Domain controller offline over 2 months, now can’t sync

active-directory

Short Version

Domain controller was setup, then taken offline for longer than the tombstone limit. Now I can't get it to replicate again.

Relevant Error Messages

On dc2 (identical error messages exist about both exchange and dc1):

The kerberos client received a KRB_AP_ERR_MODIFIED error from the server host/exchange.mydomain.local. The target name used was exchange$@MDOMAIN.LOCAL. This indicates that the password used to encrypt the kerberos service ticket is different than that on the target server. Commonly, this is due to identically named machine accounts in the target realm (MYDOMAIN.LOCAL), and the client realm. Please contact your system administrator.

Another relevant error (Event ID 2042):

The Knowledge Consistency Checker (KCC) has detected that successive attempts to replicate with the following domain controller has consistently failed.
Attempts:
12
Domain controller:
CN=NTDS Settings,CN=DC1,CN=Servers,CN=MainSite,CN=Sites,CN=Configuration,DC=mydomain,DC=local
Period of time (minutes):
105103
The Connection object for this domain controller will be ignored, and a new temporary connection will be established to ensure that replication continues. Once replication with this domain controller resumes, the temporary connection will be removed.
Additional Data
Error value:
2148074274 The target principal name is incorrect.

And Event ID 1925:
The attempt to establish a replication link for the following writable directory partition failed.

Other Details

Both sites are connected through a VPN. At the main site, I have two domain controllers (which we shall call exchange and dc1). Both are Server 2003. If it matters, dc1 holds all the FSMO roles.

In preparation for setting up a remote site, I setup a domain controller called dc2, running Server 2003 R2, and configured separate sites in AD Sites and Services, and configured replication from dc1 to dc2. I even had it the correct subnet for the remote site by connecting it through a router (this was before the site was connected to the VPN, so no IP conflicts).
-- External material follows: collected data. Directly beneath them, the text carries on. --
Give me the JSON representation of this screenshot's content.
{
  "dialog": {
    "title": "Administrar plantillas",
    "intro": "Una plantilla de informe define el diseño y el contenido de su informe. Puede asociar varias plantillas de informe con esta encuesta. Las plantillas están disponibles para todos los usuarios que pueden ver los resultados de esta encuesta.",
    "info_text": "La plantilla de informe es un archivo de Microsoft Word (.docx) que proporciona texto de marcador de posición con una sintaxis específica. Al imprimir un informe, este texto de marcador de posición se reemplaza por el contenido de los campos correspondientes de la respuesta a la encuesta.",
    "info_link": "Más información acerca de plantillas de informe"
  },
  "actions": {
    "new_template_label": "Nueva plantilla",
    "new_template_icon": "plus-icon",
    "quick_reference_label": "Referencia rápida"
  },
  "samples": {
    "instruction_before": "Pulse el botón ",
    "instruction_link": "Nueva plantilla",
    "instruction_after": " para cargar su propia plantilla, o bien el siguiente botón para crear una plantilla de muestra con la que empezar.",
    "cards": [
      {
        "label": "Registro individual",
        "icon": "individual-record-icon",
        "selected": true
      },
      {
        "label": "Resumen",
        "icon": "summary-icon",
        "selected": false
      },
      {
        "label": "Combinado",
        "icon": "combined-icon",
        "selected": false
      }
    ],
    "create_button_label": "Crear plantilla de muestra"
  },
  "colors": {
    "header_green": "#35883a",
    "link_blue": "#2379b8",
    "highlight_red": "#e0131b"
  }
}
Everything was working great, so I shut down and got it ready to take out. But things kept getting delayed for over 2 months, and now dc2 won't replicate properly.

What I've tried

Removing the domain controller role – fails with:
Managing the network session with DC1.mydomain.com failed "Logon Failure: The target account name is incorrect."
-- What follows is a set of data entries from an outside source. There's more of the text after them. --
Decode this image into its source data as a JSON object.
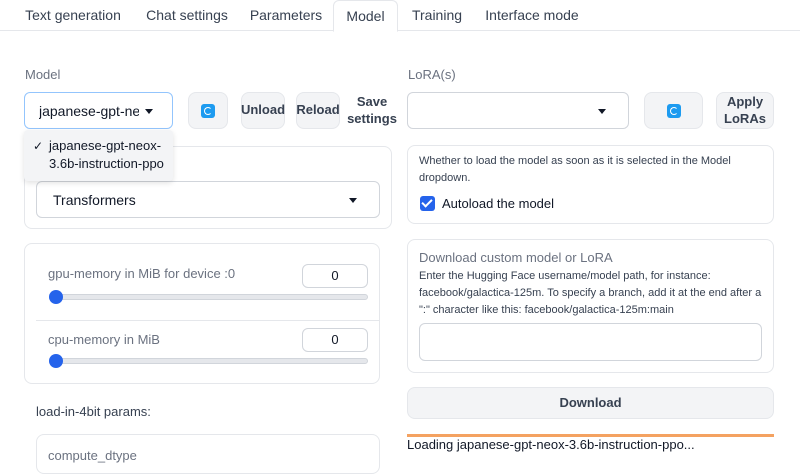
{
  "tabs": [
    {
      "label": "Text generation",
      "active": false
    },
    {
      "label": "Chat settings",
      "active": false
    },
    {
      "label": "Parameters",
      "active": false
    },
    {
      "label": "Model",
      "active": true
    },
    {
      "label": "Training",
      "active": false
    },
    {
      "label": "Interface mode",
      "active": false
    }
  ],
  "model": {
    "label": "Model",
    "selected": "japanese-gpt-neox-3.6b-instruction-ppo",
    "selected_display": "japanese-gpt-neo",
    "menu_option": "japanese-gpt-neox-3.6b-instruction-ppo",
    "menu_check": "✓",
    "unload_label": "Unload",
    "reload_label": "Reload",
    "save_label_line1": "Save",
    "save_label_line2": "settings"
  },
  "loader": {
    "selected": "Transformers"
  },
  "memory": {
    "gpu_label": "gpu-memory in MiB for device :0",
    "gpu_value": "0",
    "gpu_level": 0,
    "cpu_label": "cpu-memory in MiB",
    "cpu_value": "0",
    "cpu_level": 0
  },
  "load4bit": {
    "heading": "load-in-4bit params:",
    "compute_dtype_label": "compute_dtype"
  },
  "lora": {
    "label": "LoRA(s)",
    "selected": "",
    "apply_line1": "Apply",
    "apply_line2": "LoRAs"
  },
  "autoload": {
    "description": "Whether to load the model as soon as it is selected in the Model dropdown.",
    "checkbox_label": "Autoload the model",
    "checked": true
  },
  "download": {
    "title": "Download custom model or LoRA",
    "description": "Enter the Hugging Face username/model path, for instance: facebook/galactica-125m. To specify a branch, add it at the end after a \":\" character like this: facebook/galactica-125m:main",
    "input_value": "",
    "button_label": "Download"
  },
  "status": {
    "text": "Loading japanese-gpt-neox-3.6b-instruction-ppo..."
  },
  "colors": {
    "accent": "#2563eb",
    "refresh": "#1d9bf0",
    "progress": "#f4a261"
  }
}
Resetting the machine password with:

Disable and stop KDC service

klist /purge

netdom resetpwd /s:dc1 /ud:domainadmin /pd:domainadminpassword

Reboot

Reenable KDC service


Most of the KB articles I went through about fixing replication after reaching the tombstone life got stuck because of the "The target principal name is incorrect" error.

Best Answer

It seems the easiest way is indeed to remove active directory and reinstall it, and it can be done without wiping out the entire server. This leaves anything else on the server untouched. However, since you can't remove active directory properly, you have to force it to be removed from the server then cleanup manually on a good domain controller.

  • Disconnect the problem server from the network to prevent any of this from potentially breaking active directory on the good servers.

  • On the problem server, run dcpromo /forceremoval. This allows you to remove active directory on the system without removing all it's records on the other domain controllers.

  • Use ntdsutil from a good domain controller to remove the problem server from active directory. Instructions are in the help link when you run dcpromo /forceremoval, or here: http://technet.microsoft.com/en-us/library/cc736378%28WS.10%29.aspx

  • Delete the server object in AD Sites and Services

  • Delete the server in AD Users and Computers if it still exists

  • Delete the server from DNS:

    • Remove the NS entry in reverse lookup zones
    • Remove the A entry in forward lookup zones
    • Remove the CNAME entry in forward lookup\domain_msdcs
    • Remove the numerous SRV records under _msdcs, _sites, _tcp and _udp refering to the problem server
  • Repromote the problem server and configure site settings like you would a brand new DC.